先日引退を表明したアーノンクールによるモーツァルト後期交響曲集です。
クラシック音楽に詳しくない方のためにあえて説明すると、この演奏は古楽器による演奏です。長らくオーケストラはホールの巨大化、観客の多人数化に伴い現代化、巨大化してきましたが、1950年代後半ごろからアーノンクールらによって、モーツァルトやベートーベン当時の楽器を使って当時の編成で指揮、演奏するスタイルが広がってきました。例えばフルートは現代オーケストラのような金属ではなく、木製のフルートです。現在では古楽はクラシックでも人気のある分野です。映像を見ても現代クラシックとは異なる楽器を使用していることがわかると思います。

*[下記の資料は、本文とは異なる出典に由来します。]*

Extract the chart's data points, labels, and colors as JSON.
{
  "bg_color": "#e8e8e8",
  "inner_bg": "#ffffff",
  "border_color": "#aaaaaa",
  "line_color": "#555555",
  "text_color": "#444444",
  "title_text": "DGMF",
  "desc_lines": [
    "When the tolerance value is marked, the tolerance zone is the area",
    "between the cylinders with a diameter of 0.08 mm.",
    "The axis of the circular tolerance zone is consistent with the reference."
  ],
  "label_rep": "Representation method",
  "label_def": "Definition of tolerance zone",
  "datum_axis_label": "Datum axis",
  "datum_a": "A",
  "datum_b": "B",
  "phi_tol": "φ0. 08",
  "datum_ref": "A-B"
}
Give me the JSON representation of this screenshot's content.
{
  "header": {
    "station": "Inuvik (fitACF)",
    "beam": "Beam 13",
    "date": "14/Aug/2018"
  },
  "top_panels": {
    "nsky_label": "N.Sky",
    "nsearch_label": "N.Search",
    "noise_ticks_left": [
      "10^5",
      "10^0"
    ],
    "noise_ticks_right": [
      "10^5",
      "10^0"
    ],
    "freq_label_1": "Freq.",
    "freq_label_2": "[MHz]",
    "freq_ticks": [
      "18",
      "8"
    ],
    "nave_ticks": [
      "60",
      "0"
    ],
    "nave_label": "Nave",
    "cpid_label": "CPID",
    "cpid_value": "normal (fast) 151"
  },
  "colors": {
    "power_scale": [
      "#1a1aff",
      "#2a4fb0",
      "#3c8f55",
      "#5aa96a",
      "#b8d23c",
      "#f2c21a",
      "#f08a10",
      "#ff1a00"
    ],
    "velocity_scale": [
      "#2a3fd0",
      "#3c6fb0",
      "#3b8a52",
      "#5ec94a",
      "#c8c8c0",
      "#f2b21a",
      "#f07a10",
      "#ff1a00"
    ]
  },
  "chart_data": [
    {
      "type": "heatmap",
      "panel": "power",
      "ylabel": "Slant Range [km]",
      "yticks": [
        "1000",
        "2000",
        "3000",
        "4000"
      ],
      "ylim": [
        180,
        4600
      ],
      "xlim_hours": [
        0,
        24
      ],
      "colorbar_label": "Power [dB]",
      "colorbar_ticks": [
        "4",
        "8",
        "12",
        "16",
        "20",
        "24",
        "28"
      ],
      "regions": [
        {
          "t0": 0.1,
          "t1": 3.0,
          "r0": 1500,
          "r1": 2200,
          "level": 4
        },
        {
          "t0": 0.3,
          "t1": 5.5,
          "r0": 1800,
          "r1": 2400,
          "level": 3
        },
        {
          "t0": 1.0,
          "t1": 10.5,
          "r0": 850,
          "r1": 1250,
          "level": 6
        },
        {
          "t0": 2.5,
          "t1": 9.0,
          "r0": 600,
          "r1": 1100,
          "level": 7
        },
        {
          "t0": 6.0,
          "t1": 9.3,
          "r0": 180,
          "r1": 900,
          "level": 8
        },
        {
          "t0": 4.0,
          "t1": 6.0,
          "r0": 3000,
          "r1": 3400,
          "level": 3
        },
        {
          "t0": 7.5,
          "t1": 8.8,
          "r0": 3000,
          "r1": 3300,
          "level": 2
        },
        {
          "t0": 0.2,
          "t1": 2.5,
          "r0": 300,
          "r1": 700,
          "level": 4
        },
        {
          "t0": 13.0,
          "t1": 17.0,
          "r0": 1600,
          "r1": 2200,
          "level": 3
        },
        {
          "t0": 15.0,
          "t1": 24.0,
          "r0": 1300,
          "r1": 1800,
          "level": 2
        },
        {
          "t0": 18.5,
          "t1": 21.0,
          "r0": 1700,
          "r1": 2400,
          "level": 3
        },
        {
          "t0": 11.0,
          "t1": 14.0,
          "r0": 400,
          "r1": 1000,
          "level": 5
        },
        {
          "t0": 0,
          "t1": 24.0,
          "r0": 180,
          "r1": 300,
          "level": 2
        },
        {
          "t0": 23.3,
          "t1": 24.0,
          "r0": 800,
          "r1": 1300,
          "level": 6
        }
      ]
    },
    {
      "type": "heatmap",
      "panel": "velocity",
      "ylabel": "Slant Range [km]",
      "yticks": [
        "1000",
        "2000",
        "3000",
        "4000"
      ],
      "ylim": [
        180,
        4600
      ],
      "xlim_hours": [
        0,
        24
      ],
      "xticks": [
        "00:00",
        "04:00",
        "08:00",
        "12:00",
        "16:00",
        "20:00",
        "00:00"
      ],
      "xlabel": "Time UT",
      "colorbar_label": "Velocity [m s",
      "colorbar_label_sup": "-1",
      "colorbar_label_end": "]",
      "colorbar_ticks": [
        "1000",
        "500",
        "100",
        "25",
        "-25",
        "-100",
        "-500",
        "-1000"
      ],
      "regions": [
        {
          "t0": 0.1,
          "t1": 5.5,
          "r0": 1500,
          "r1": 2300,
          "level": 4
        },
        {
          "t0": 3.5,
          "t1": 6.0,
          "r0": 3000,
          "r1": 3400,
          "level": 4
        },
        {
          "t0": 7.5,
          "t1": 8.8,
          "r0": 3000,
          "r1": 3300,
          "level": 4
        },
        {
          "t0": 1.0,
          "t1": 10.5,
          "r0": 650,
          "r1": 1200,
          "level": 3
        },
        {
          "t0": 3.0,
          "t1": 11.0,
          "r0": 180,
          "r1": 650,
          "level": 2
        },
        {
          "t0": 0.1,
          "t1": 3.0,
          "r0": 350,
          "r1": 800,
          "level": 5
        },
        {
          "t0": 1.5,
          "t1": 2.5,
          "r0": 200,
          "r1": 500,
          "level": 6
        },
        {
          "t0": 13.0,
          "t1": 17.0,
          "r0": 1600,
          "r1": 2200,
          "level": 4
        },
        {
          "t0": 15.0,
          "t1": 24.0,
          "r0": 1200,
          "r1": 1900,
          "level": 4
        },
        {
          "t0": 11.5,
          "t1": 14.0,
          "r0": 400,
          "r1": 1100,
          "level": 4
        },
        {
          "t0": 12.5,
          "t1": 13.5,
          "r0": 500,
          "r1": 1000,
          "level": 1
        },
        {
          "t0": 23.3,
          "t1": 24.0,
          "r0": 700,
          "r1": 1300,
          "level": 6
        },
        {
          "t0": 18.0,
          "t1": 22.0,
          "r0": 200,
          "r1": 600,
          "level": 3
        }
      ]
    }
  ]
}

古楽といっても古臭いイメージではありません。丹念に当時の歴史的背景や作曲家の研究を進める中で、作曲者の意図になるべく近い形で演奏しようというものです。
一つひとつの楽器の音が生き生きとして素晴らしいハーモニーです。特に低音部分の響きは鳥肌もの。
オーディオでいうならJBLのフルセットスピーカーではなく、小粒のハイスピードスピーカーで聴くような感じです。
ジュピターは第1楽章などこんなにゆっくりした演奏で良いのかと最初は思いましたが、とにかく出てくる音がハイスピードでシャープ。パワフルな第4楽章へ向かって一直線に進んでいきます。いま最も最先端のクラシック音楽がここにあります。